India can lead the world on Solar Grid: PM

In News:

  • At the annual Pravasi Bharatiya Divas in Varanasi on Tuesday, Prime Minister highlighted India’s potential to lead the world in sustainable development.
  • In many respects, India can now provide leadership in the world. The International Solar Alliance or ISA is one such platform. Through this medium, we want to take the world towards one world, one sun and one grid.



International Solar Alliance:

  • The International Solar Alliance is a common platform for cooperation among sun-rich countries lying fully or partially between the Tropics of Cancer and Capricorn who are seeking to massively ramp up solar energy, thereby helping to bend the global greenhouse emissions curve whilst providing clean and cheap energy.
  • Countries, bilateral and multilateral organisations, companies, industries, and stakeholders aim to reduce the cost of finance and cost of technology for the immediate deployment of competitive solar generation, storage and technologies adapted to countries’ individual needs and to mobilize billions of dollars for solar.
  • The initiative was launched at the UN Climate Change Conference in Paris at the end of 2015 by the President of France and the Prime Minister of India.
  • It will not duplicate or replicate the efforts that others (like International Renewable Energy Agency (IRENA), Renewable Energy and Energy Efficiency Partnership (REEEP), International Energy Agency (IEA), Renewable Energy Policy Network for the 21st Century (REN21), United Nations bodies, bilateral organizations etc.) are currently engaged in, but will establish networks and develop synergies with them and supplement their efforts in a sustainable and focused manner.

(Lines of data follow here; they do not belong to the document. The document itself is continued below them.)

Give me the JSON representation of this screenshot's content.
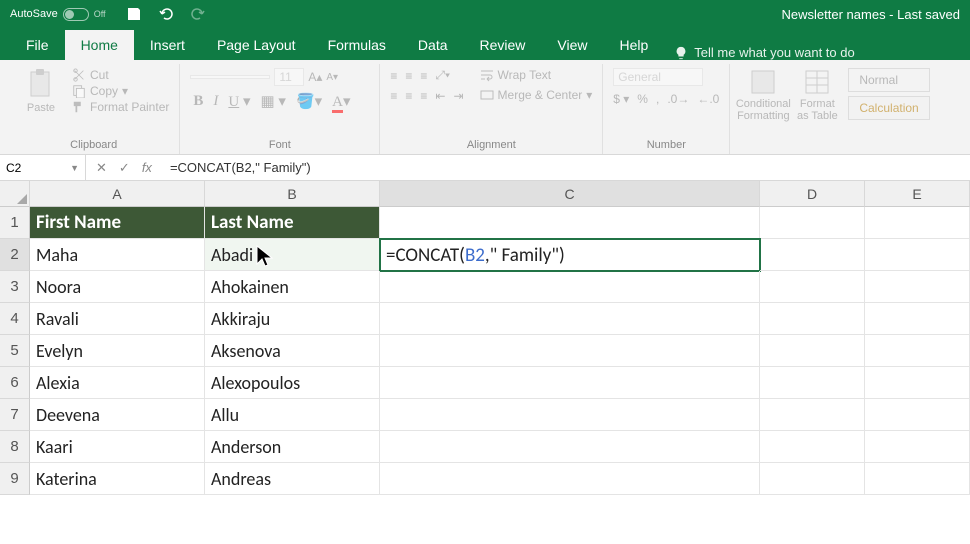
{
  "titlebar": {
    "autosave_label": "AutoSave",
    "autosave_state": "Off",
    "doc_title": "Newsletter names  -  Last saved "
  },
  "tabs": [
    "File",
    "Home",
    "Insert",
    "Page Layout",
    "Formulas",
    "Data",
    "Review",
    "View",
    "Help"
  ],
  "active_tab": "Home",
  "tellme": "Tell me what you want to do",
  "ribbon": {
    "clipboard": {
      "paste": "Paste",
      "cut": "Cut",
      "copy": "Copy",
      "format_painter": "Format Painter",
      "label": "Clipboard"
    },
    "font": {
      "name": "",
      "size": "11",
      "label": "Font"
    },
    "alignment": {
      "wrap": "Wrap Text",
      "merge": "Merge & Center",
      "label": "Alignment"
    },
    "number": {
      "format": "General",
      "label": "Number"
    },
    "styles": {
      "cond": "Conditional Formatting",
      "table": "Format as Table",
      "normal": "Normal",
      "calc": "Calculation"
    }
  },
  "formula_bar": {
    "name_box": "C2",
    "fx_label": "fx",
    "formula": "=CONCAT(B2,\" Family\")"
  },
  "columns": [
    "A",
    "B",
    "C",
    "D",
    "E"
  ],
  "sheet": {
    "headers": {
      "A": "First Name",
      "B": "Last Name"
    },
    "rows": [
      {
        "n": 2,
        "A": "Maha",
        "B": "Abadi",
        "C_formula": "=CONCAT(B2,\" Family\")"
      },
      {
        "n": 3,
        "A": "Noora",
        "B": "Ahokainen"
      },
      {
        "n": 4,
        "A": "Ravali",
        "B": "Akkiraju"
      },
      {
        "n": 5,
        "A": "Evelyn",
        "B": "Aksenova"
      },
      {
        "n": 6,
        "A": "Alexia",
        "B": "Alexopoulos"
      },
      {
        "n": 7,
        "A": "Deevena",
        "B": "Allu"
      },
      {
        "n": 8,
        "A": "Kaari",
        "B": "Anderson"
      },
      {
        "n": 9,
        "A": "Katerina",
        "B": "Andreas"
      }
    ],
    "active_cell": "C2"
  },
  "colors": {
    "brand": "#0f7b44",
    "header_fill": "#3d5836"
  }
}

Key focus areas to achieve these objectives are to:

  • Promote solar technologies, new business models and investment in the solar sector to enhance prosperity
  • Formulate projects and programmes to promote solar applications
  • Develop innovative financial mechanisms to reduce cost of capital
  • Build a common knowledge e-portal
  • Facilitate capacity building for promotion and absorption of solar technologies and r&d among member countries.